Deep sleep
All about deep sleep
Deep sleep is one of the most important phases of our sleep. Without enough deep sleep, we often feel exhausted and unbalanced the next day.
What is deep sleep?
Deep sleep, also known as phase 3 of NREM sleep, is the phase of sleep in which the body recovers most intensively. During this phase, brain waves are particularly slow and the body uses this time to regenerate. Deep sleep is important because the body gets the rest it needs here: muscles repair themselves, the immune system is strengthened and growth and healing hormones are released. Deep sleep is also the phase in which the body can fully relax, as it is least disturbed by external influences.
How much deep sleep is normal?
In a normal sleep cycle, a person goes through several stages, including deep sleep. Deep sleep accounts for about 10-25% of total sleep time. For an average adult who sleeps around 7-9 hours, this means that they usually spend between 45 minutes and 2 hours in the deep sleep phase. The exact duration depends on various factors, including age, health and sleeping habits.
How much deep sleep do you need?
Deep sleep is crucial for physical and mental recovery. On average, adults need about 1 to 2 hours of deep sleep per night, which accounts for about 20-25% of total sleep. This amount ensures optimal physical regeneration, strengthens the immune system and supports the growth and repair of cells and tissues. However, the actual amount of deep sleep needed can vary depending on age and physical activity. People who are intensely physically active tend to need more deep sleep, as the body needs more time to recover from exertion and strain.

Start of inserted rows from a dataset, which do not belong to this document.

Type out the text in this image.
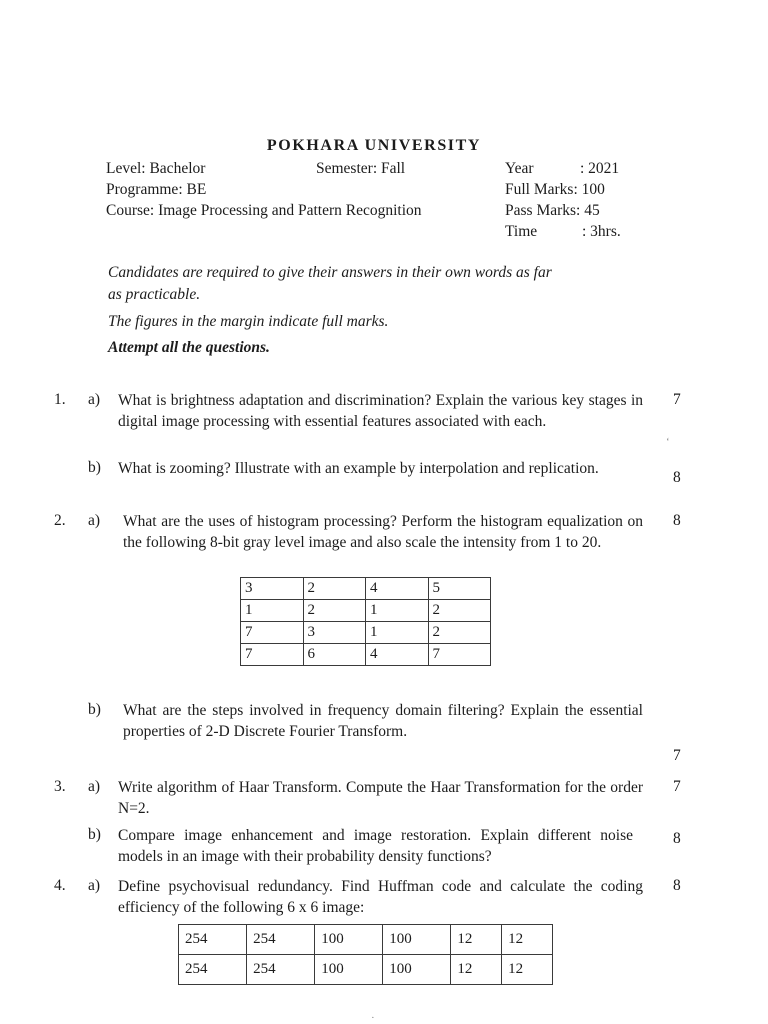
POKHARA UNIVERSITY
Level: Bachelor	Semester: Fall
Programme: BE
Course: Image Processing and Pattern Recognition
Year	: 2021
Full Marks: 100
Pass Marks: 45
Time	: 3hrs.
Candidates are required to give their answers in their own words as far
as practicable.
The figures in the margin indicate full marks.
Attempt all the questions.
1. a) What is brightness adaptation and discrimination? Explain the various key stages in digital image processing with essential features associated with each.
7
b) What is zooming? Illustrate with an example by interpolation and replication.
8
2. a) What are the uses of histogram processing? Perform the histogram equalization on the following 8-bit gray level image and also scale the intensity from 1 to 20.
8
3	2	4	5
1	2	1	2
7	3	1	2
7	6	4	7
b) What are the steps involved in frequency domain filtering? Explain the essential properties of 2-D Discrete Fourier Transform.
7
3. a) Write algorithm of Haar Transform. Compute the Haar Transformation for the order N=2.
7
b) Compare image enhancement and image restoration. Explain different noise models in an image with their probability density functions?
8
4. a) Define psychovisual redundancy. Find Huffman code and calculate the coding efficiency of the following 6 x 6 image:
8
254	254	100	100	12	12
254	254	100	100	12	12
‘
·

What happens with too much deep sleep?
Although deep sleep is important for recovery, too much deep sleep is not necessarily beneficial. Too long periods of deep sleep can indicate sleep disorders such as sleep apnea or health problems. In some cases, too much deep sleep can disrupt the sleep cycle and prevent the body from spending enough time in other important sleep stages such as REM sleep. Excessive deep sleep can also lead to poor sleep quality and increase feelings of sleepiness the next morning.
Changes in deep sleep with age
From 50 years
Sleep changes with age, and this also affects deep sleep. From the age of 50, the proportion of deep sleep generally decreases. Older adults often spend only about 15-20% of their sleep in deep sleep, which is a normal change in sleep patterns. Even if deep sleep becomes shorter, it remains crucial for physical recovery and regeneration. To promote deep sleep, it is particularly important to maintain regular sleeping habits and a comfortable sleeping environment.
From 60 years
From the age of 60, the proportion of deep sleep continues to decrease. At this age, older people generally spend even less time in deep sleep as sleep patterns continue to change. Nevertheless, deep sleep remains important for the regeneration of the body. Even in old age, care should be taken to create a peaceful sleeping environment, incorporate relaxation exercises and maintain a regular sleep routine to maximize sleep quality and recovery.
Improving deep sleep – tips
As deep sleep plays an essential role in physical recovery and regeneration, it is important to promote it in order to improve overall sleep quality. Here are some simple but effective tips that can help deepen deep sleep and optimize recovery.
Regular sleeping habits: A set sleep routine helps to prepare the body for deep sleep. Go to bed at the same time every night and get up at the same time.
Reduce stress: Persistent stress can disrupt the deep sleep phase. Relaxation methods such as meditation, breathing exercises or gentle yoga in the evening help you to calm down and promote a more restful sleep.
Physical activity: Regular exercise during the day promotes sleep quality and supports deep sleep. However, avoid intensive exercise immediately before going to bed as this can wake up the body.
Optimize your sleeping environment: Make sure your bedroom is quiet, dark and cool. A pleasant sleeping environment promotes deep, undisturbed sleep.
Avoid caffeine and alcohol: These substances can disrupt the sleep cycle and shorten the duration of deep sleep. Caffeine should be avoided at least 4-6 hours before bedtime, and alcohol should not be consumed in large quantities.